MISSOULA, Mont.—Wildlife advocates filed a lawsuit against the U.S. Fish and Wildlife Service (USFWS) on July 1 over its failure to take any action in response to a 2016 court order striking down the agency’s exclusion of Canada lynx habitat in the species’ entire southern Rocky Mountain range from designation as critical habitat. This habitat is essential for the wildcat’s recovery.
“Lynx were virtually eliminated from Colorado in the 1970s as a result of cruel trapping, poisoning, and development that lay waste to their habitat,” said Lindsay Larris, wildlife program director at WildEarth Guardians, based in Denver. “Despite efforts to reintroduce these elusive cats to their native habitat from 1999 to 2010, without federal critical habitat protections, the lynx may never truly have the opportunity to recover in the Southern Rockies.”
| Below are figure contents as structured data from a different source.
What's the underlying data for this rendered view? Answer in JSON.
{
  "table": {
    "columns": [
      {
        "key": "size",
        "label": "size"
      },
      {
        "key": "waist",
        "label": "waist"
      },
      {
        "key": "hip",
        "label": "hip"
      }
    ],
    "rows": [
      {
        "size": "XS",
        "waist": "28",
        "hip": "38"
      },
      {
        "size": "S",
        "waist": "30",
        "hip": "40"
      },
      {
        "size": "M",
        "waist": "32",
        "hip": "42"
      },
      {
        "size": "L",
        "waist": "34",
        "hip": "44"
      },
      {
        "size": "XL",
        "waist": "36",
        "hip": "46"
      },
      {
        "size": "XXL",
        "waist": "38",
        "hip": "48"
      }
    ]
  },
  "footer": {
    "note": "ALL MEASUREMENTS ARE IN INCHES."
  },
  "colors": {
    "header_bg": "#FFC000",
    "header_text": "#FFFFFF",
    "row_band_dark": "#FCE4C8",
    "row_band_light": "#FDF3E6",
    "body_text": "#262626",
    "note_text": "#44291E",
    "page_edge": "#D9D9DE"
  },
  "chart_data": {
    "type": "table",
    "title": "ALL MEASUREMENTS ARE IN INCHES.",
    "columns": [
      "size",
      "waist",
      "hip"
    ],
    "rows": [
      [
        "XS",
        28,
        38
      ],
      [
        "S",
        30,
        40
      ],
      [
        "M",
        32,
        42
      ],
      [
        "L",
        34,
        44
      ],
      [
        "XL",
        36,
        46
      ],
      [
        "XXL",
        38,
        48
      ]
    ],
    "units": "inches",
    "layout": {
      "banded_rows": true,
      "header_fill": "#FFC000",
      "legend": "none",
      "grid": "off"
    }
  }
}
Critical habitat is area designated by the federal government as essential to the survival and recovery of a species protected by the Endangered Species Act (ESA). Once designated, federal agencies must make special efforts to protect critical habitat from damage or destruction. In 2014, USFWS designated approximately 38,000 acres of critical habitat for threatened lynx, but chose to exclude the lynx’s entire southern Rocky Mountain range, from south-central Wyoming, throughout Colorado, and into north-central New Mexico. These areas are vital to the iconic cat’s survival and recovery in the western U.S., where lynx currently live in small and sometimes isolated populations.
“Nearly four years later, the Fish and Wildlife Service has not lifted a finger to comply with the court’s order to reexamine the Southern Rockies for critical habitat designation for lynx,” said John Mellgren, attorney at the Western Environmental Law Center. “A federal judge unambiguously ordered the Service to fulfill its mandatory duties under the ESA related to potential critical habitat for lynx in the Southern Rockies, and the Service has not done so. Colorado, in particular, is full of excellent lynx habitat that deserves a heightened level of protection to help foster lynx recovery.”
Perplexingly, USFWS’ latest designation decreased existing protections by 2,593 square miles compared to a 2013 plan. In doing so, USFWS excluded much of the cat’s historic and currently occupied, last best habitat in the southern Rockies and other areas from protection. In its 2016 order, the court found USFWS failed to follow the science showing that lynx are successfully reproducing in Colorado, and therefore excluding Colorado from the cat’s critical habitat designation “runs counter to the evidence before the agency and frustrates the purpose of the ESA.”
The July 1 court challenge seeks to install hard, legally binding deadlines for USFWS to publish a lynx critical habitat rule, along with frequent progress reports, also legally binding, due to the agency’s long record of negligence and delay on the subject of Canada lynx recovery actions.